CVE-2025-55680
cldflt.sys -- TOCTOU race condition allows elevation of privilege
Summary
| Field | Value |
|---|---|
| Driver | cldflt.sys |
| Vulnerability Class | Race Condition / TOCTOU |
| CVSS | 7.0 |
| Exploited ITW | No |
| Patch Date | October 14, 2025 |
Root Cause
The Cloud Files Mini Filter driver (cldflt.sys) manages synchronization between local files and cloud storage providers like OneDrive and SharePoint. It intercepts file system operations to determine whether a file needs to be hydrated (downloaded from the cloud) or dehydrated (released back to placeholder state).
The vulnerability is a time-of-check-to-time-of-use (TOCTOU) race. During cloud file sync operations, the driver validates a piece of data and then uses it in a subsequent operation. Between the validation and the use, the attacker modifies the data, causing the driver to operate on values that did not pass the validation check.
The TOCTOU window is inherent to the driver's architecture: it must check properties of file operations and then act on them, and the file system allows concurrent modifications from other threads during that gap. The specific data being modified between check and use is related to file metadata or buffer descriptors in the sync path.

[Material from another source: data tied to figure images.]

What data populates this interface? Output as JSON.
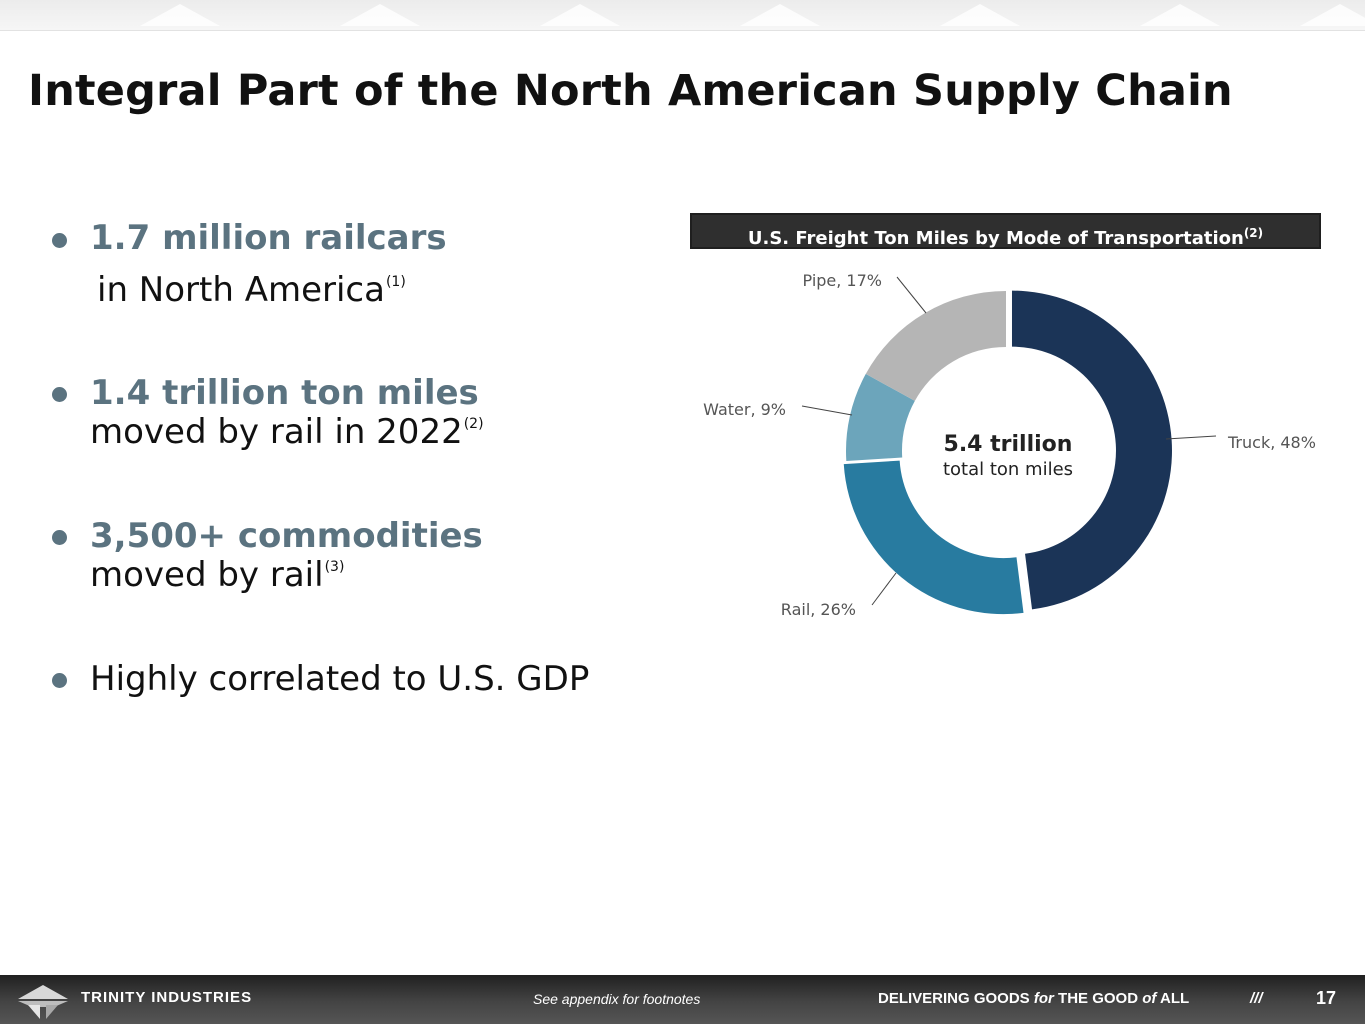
{
  "title": "Integral Part of the North American Supply Chain",
  "bullets": [
    {
      "head": "1.7 million railcars",
      "sub": "in North America",
      "sup": "(1)"
    },
    {
      "head": "1.4 trillion ton miles",
      "sub": "moved by rail in 2022",
      "sup": "(2)"
    },
    {
      "head": "3,500+ commodities",
      "sub": "moved by rail",
      "sup": "(3)"
    },
    {
      "head": "",
      "sub": "Highly correlated to U.S. GDP",
      "sup": ""
    }
  ],
  "chart": {
    "title": "U.S. Freight Ton Miles by Mode of Transportation",
    "title_sup": "(2)",
    "center_value": "5.4 trillion",
    "center_label": "total ton miles"
  },
  "chart_data": {
    "type": "pie",
    "title": "U.S. Freight Ton Miles by Mode of Transportation",
    "categories": [
      "Truck",
      "Rail",
      "Water",
      "Pipe"
    ],
    "values": [
      48,
      26,
      9,
      17
    ],
    "unit": "%",
    "labels": [
      "Truck, 48%",
      "Rail, 26%",
      "Water, 9%",
      "Pipe, 17%"
    ],
    "colors": [
      "#1b3457",
      "#287ba0",
      "#6ca5bb",
      "#b5b5b5"
    ],
    "donut": true,
    "center_text": [
      "5.4 trillion",
      "total ton miles"
    ]
  },
  "footer": {
    "brand": "TRINITY INDUSTRIES",
    "note": "See appendix for footnotes",
    "tagline_parts": [
      "DELIVERING GOODS ",
      "for",
      " THE GOOD ",
      "of",
      " ALL"
    ],
    "slashes": "///",
    "page_number": "17"
  },
  "colors": {
    "accent": "#5b7380",
    "title_bar": "#2f2f2f",
    "footer": "#333333"
  }
}
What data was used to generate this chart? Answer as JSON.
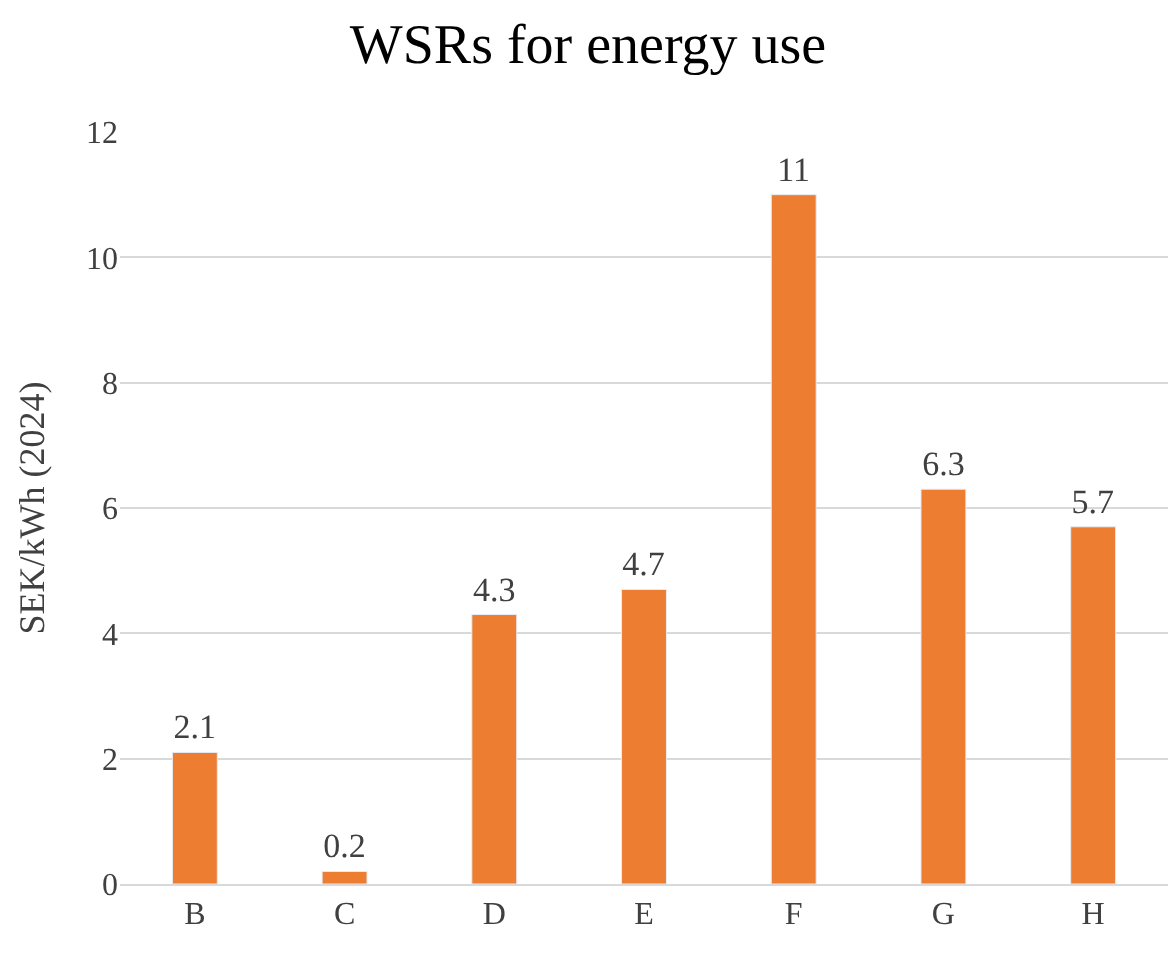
{
  "chart_data": {
    "type": "bar",
    "title": "WSRs for energy use",
    "ylabel": "SEK/kWh (2024)",
    "categories": [
      "B",
      "C",
      "D",
      "E",
      "F",
      "G",
      "H"
    ],
    "values": [
      2.1,
      0.2,
      4.3,
      4.7,
      11,
      6.3,
      5.7
    ],
    "color": "#ed7d31",
    "ylim": [
      0,
      12
    ],
    "yticks": [
      0,
      2,
      4,
      6,
      8,
      10,
      12
    ],
    "grid": "y",
    "data_labels": true
  }
}
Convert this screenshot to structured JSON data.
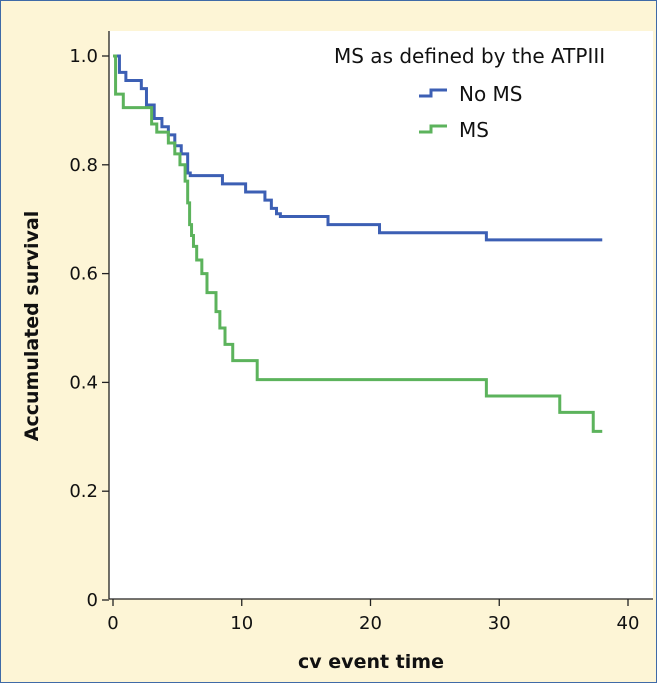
{
  "chart_data": {
    "type": "line",
    "step": true,
    "xlabel": "cv event time",
    "ylabel": "Accumulated survival",
    "xlim": [
      0,
      40
    ],
    "ylim": [
      0,
      1.0
    ],
    "xticks": [
      0,
      10,
      20,
      30,
      40
    ],
    "yticks": [
      0,
      0.2,
      0.4,
      0.6,
      0.8,
      1.0
    ],
    "xtick_labels": [
      "0",
      "10",
      "20",
      "30",
      "40"
    ],
    "ytick_labels": [
      "0",
      "0.2",
      "0.4",
      "0.6",
      "0.8",
      "1.0"
    ],
    "grid": false,
    "legend": {
      "title": "MS as defined by the ATPIII",
      "placement": "top-right"
    },
    "series": [
      {
        "name": "No MS",
        "color": "#3c5fb4",
        "x": [
          0,
          0.5,
          1.0,
          2.2,
          2.6,
          3.2,
          3.8,
          4.3,
          4.8,
          5.3,
          5.8,
          6.0,
          8.5,
          10.3,
          11.8,
          12.3,
          12.7,
          13.0,
          16.7,
          20.7,
          29.0,
          38.0
        ],
        "y": [
          1.0,
          0.97,
          0.955,
          0.94,
          0.91,
          0.885,
          0.87,
          0.855,
          0.835,
          0.82,
          0.785,
          0.78,
          0.765,
          0.75,
          0.735,
          0.72,
          0.71,
          0.705,
          0.69,
          0.675,
          0.662,
          0.662
        ]
      },
      {
        "name": "MS",
        "color": "#5cb35c",
        "x": [
          0,
          0.2,
          0.8,
          3.0,
          3.4,
          4.3,
          4.8,
          5.2,
          5.6,
          5.8,
          5.95,
          6.1,
          6.25,
          6.5,
          6.9,
          7.3,
          8.0,
          8.3,
          8.7,
          9.3,
          9.9,
          11.2,
          29.0,
          34.7,
          37.3,
          38.0
        ],
        "y": [
          1.0,
          0.93,
          0.905,
          0.875,
          0.86,
          0.84,
          0.82,
          0.8,
          0.77,
          0.73,
          0.69,
          0.67,
          0.65,
          0.625,
          0.6,
          0.565,
          0.53,
          0.5,
          0.47,
          0.44,
          0.44,
          0.405,
          0.375,
          0.345,
          0.31,
          0.31
        ]
      }
    ]
  }
}
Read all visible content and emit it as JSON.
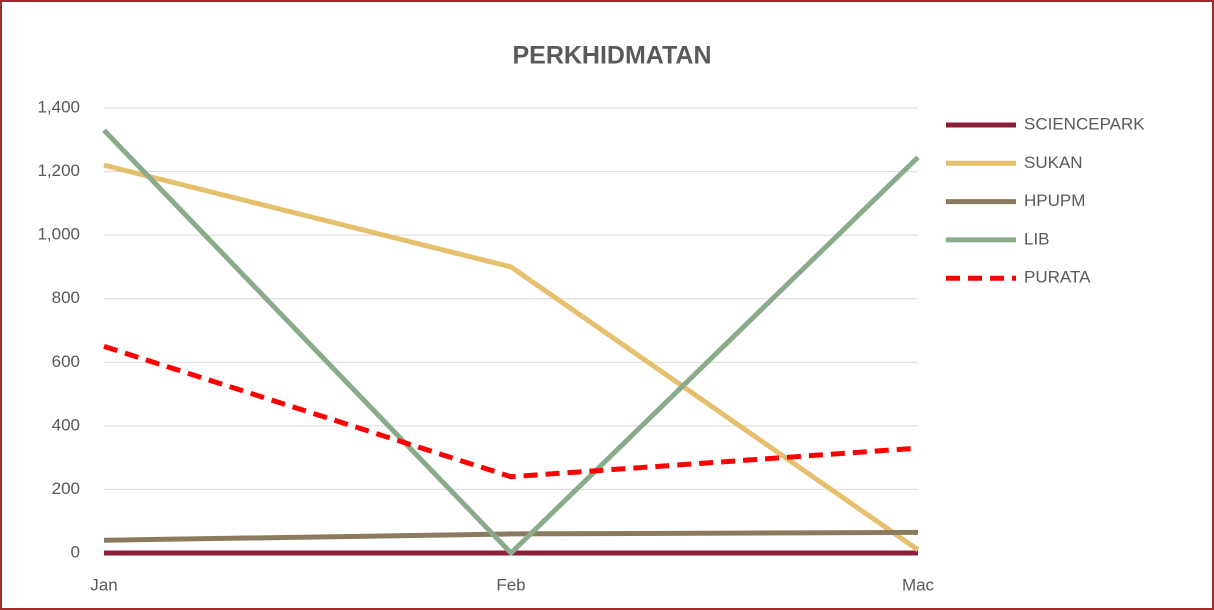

Security Online published an analysis detailing how the race manifests in the cloud file synchronization workflow.
Exploitation
The attacker sets up a cloud file sync scenario and races a modification against the driver's validation check. This requires precise thread timing: one thread triggers the legitimate sync operation (causing the driver to validate the data), while a second thread modifies the data before the driver uses it.
When the race is won, the driver processes the modified (unvalidated) data, leading to kernel memory corruption. The corruption can be shaped through controlled modifications to achieve a write primitive, which the attacker uses for SYSTEM privilege escalation.
The CVSS score of 7.0 reflects the race condition's requirement for precise timing, making exploitation less reliable than deterministic bugs.
sequenceDiagram
participant T1 as Thread A (Sync)
participant D as cldflt.sys
participant T2 as Thread B (Modify)
T1->>D: Initiate cloud file sync
D->>D: Validate metadata (PASSES)
T2->>D: Modify metadata (between check and use)
D->>D: Use modified metadata (SKIPS validation)
Note over D: Kernel memory corruptionExploitation Primitive
Cloud file sync operation -> cldflt.sys validates data
-> attacker modifies data between check and use
-> driver uses unvalidated data -> kernel memory corruption -> SYSTEM
Broader Significance
cldflt.sys has become a recurring entry in KernelSight, appearing in CVE-2023-36036, CVE-2024-30085, CVE-2024-49114, and now CVE-2025-55680 (with CVE-2025-62221 following in December 2025). The driver's position as a minifilter that intercepts file system operations and manages complex synchronization state makes it a natural source of concurrency bugs. As cloud file synchronization becomes ubiquitous in enterprise environments, this attack surface is present on virtually every domain-joined Windows workstation.